Kleine Ursache, grosse Wirkung: das Ziel aller PR-Profis oder Aktivisten. Im Zeitalter der Social-Medial-Kommunikation sind kleine Ursachen oft verbale, visuelle oder musikalische Äusserungen, von bestimmten Gruppen als unkorrekt angesehen, Belanglosigkeiten meist, aber mit Empörungspotenzial. Die grosse Wirkung ist dann die Empörung, der Erfolg deren Bewirtschaftung.

Von Pietro Cavadini / 1. Oktober 2022

Die Älteren unter unseren Lesern – aus nostalgischen Gründen spreche ich sie hier mit dem generischen Maskulinum an – können sich vielleicht noch an den Skandal im Jahr 1969 erinnern: Radiostationen in zahlreichen Ländern, unter anderem die BBC, weigerten sich auf Druck konservativer Kreise, eine Platte mit einem französischen Lied auszustrahlen. Der Protest des Vatikans führte gar zur kurzzeitigen Verhaftung des Verantwortlichen der Plattenfirma. Und der zuständige Vertriebsleiter der italienischen Plattenfirma wurde exkommuniziert. Die Aufregung hatte ein Duett von Serge Gainsbourg und Jane Birkin mit dem Titel «Je t’aime – moi non plus» verursacht. Wobei nicht allein der Text («Comme la vague irrésolue je vais, je vais et je viens entre tes reins» [«Wie die ziellose Welle gehe ich, ich gehe und komme zwischen deinen Lenden»]) Anstoss erregte, sondern auch dessen akustische Umsetzung. In dem Lied haucht Birkin zu einer eingängigen, sanften Hammond-Orgel-Melodie ein zärtliches «Je t’aime», das sich im Verlauf des Liedes immer mehr zu einem Luststöhnen mit hoher Atemfrequenz steigert. Der konservative Aufruhr hatte insofern Erfolg, als die Platte 17 Wochen auf Platz 1 der Schweizer Hitparade lag und während 25 Wochen den Spitzenplatz in den britischen Charts belegte.

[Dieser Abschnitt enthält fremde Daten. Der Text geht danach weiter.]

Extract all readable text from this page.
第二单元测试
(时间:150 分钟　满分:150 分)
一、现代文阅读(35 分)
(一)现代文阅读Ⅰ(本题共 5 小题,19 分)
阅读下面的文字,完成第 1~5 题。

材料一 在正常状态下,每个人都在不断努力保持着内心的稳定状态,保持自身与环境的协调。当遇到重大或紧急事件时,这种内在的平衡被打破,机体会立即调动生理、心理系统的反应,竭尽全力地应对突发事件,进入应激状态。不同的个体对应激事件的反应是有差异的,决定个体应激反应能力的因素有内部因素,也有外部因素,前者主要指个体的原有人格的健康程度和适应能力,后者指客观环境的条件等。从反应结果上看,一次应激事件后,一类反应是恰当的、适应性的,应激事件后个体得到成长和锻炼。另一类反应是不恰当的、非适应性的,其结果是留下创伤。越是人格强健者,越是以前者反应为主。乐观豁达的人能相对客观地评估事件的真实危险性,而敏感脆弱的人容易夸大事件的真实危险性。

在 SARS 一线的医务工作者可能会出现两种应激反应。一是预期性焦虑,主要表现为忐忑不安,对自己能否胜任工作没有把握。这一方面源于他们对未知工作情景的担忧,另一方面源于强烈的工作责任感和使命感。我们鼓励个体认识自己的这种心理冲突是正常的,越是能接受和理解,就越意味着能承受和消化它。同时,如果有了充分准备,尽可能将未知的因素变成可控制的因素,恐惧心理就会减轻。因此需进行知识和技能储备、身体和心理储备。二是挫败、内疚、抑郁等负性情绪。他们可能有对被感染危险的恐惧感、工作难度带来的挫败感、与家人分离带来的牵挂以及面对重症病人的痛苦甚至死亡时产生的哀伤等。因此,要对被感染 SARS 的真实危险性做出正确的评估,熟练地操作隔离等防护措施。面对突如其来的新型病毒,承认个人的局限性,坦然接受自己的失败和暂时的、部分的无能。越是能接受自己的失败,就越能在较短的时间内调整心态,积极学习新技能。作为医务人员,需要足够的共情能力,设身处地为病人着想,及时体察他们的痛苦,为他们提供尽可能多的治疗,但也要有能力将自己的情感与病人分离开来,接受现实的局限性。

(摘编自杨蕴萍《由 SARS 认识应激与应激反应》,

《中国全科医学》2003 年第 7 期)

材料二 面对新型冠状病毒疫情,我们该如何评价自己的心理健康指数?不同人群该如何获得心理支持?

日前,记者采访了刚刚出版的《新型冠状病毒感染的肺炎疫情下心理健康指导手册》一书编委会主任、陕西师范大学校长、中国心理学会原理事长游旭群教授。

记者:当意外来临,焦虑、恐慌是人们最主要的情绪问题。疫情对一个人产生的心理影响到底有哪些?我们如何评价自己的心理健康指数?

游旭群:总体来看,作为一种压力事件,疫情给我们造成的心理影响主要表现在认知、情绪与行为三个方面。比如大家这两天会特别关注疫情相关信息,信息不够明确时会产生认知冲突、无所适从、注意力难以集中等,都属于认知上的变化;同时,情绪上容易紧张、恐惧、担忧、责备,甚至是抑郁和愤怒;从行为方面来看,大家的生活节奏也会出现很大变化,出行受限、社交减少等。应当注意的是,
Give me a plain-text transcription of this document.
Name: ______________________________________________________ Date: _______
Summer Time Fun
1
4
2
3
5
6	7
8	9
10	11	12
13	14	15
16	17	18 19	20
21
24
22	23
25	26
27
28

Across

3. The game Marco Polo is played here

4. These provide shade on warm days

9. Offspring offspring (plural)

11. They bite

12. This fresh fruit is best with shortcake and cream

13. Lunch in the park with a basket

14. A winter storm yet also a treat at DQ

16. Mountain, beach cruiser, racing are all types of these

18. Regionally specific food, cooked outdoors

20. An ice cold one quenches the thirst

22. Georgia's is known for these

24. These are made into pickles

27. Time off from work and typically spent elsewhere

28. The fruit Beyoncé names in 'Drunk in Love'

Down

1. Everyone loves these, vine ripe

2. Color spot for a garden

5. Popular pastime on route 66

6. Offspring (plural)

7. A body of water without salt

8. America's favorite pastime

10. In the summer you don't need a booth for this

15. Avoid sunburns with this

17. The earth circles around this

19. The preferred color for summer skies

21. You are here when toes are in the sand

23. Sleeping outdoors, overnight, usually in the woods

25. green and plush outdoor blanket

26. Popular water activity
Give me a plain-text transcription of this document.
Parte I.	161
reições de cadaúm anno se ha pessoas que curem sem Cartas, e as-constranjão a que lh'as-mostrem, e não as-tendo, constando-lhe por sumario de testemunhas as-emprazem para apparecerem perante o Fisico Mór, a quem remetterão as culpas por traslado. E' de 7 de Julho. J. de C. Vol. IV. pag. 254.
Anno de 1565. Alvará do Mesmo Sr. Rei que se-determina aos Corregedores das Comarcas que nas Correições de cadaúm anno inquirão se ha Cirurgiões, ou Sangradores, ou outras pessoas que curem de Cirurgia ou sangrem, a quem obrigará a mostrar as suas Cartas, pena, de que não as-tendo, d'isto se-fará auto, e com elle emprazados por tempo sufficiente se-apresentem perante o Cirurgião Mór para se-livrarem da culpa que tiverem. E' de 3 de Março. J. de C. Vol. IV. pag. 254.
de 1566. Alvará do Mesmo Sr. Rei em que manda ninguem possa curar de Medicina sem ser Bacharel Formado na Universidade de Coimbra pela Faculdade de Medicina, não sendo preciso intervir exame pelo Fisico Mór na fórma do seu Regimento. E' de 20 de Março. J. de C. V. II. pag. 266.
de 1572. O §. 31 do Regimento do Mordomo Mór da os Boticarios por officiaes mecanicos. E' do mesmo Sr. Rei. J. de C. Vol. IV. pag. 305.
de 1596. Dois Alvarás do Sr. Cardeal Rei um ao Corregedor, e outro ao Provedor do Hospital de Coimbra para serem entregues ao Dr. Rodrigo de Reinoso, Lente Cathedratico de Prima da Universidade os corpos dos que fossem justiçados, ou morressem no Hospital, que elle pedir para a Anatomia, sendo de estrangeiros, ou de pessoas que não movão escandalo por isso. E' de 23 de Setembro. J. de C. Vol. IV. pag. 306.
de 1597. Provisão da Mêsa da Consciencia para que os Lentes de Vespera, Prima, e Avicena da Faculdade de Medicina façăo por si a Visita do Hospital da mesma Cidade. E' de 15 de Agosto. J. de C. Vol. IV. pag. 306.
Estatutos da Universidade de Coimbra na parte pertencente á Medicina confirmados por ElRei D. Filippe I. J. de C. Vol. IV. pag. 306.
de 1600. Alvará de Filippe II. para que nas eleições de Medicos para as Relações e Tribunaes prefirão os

An «Je t’aime … moi non plus» lässt sich schon sehr gut das Muster der Skandalisierung und Empörungsbewirtschaftung beobachten, das heute immer mehr Akteure mit grosser Meisterschaft einsetzen. Doch bevor wir einen Blick auf die Ursachen und Hintergründe dieses gesellschaftlichen Phänomens werfen, wollen wir ein paar Beispiele aus jüngerer Zeit aufzählen.

Da kommt einem, naheliegend, sofort der Partyschlager «Layla» der beiden Deutschen DJ Robin und Schürze in den Sinn. «Layla» ist ein Song im typischen Partyschlager/Ballermann-Stil mit eingängiger Melodie und einem eher schlichten Text, der dazu bestimmt ist, das Publikum zum Mitsingen zu bewegen. Der Text handelt von zwei Männern, die einander begegnen. Der eine behauptet, ein Bordell zu besitzen, bei dem die titelgebende «Puffmama» namens Layla arbeitet, die laut seiner Aussage «schöner, jünger, geiler» sei.

Eine Antwort auf Me Too?

Schon bald meldeten sich kritische Stimmen, die dem Song Sexismus vorwarfen. Ein Musikwissenschaftler (!) sah in dem Lied kalkulierten Sexismus, toxische Männlichkeit und einen Prollo-Hit. Er vermutet dahinter eine «schräge, unterbewusste Antwort auf die MeToo-Debatten der letzten Jahre». Das wiederum animierte den Vorsitzenden der Jungen Union Hessen, Sebastian Sommer, bei einem Landestag den Song anzustimmen, was natürlich für einen kleinen Eklat und die Empörung von Sophie Frühwald, der Landesvorsitzenden der Jusos Hessen, auf Twitter sorgte. Die Stadt Würzburg veranlasste die Betreiber der Festzelte des Kiliani-Volksfestes dazu, auf das Abspielen des Liedes zu verzichten. Die Vereinbarung wurde in Medien und von Politikern als «Verbot» gewertet.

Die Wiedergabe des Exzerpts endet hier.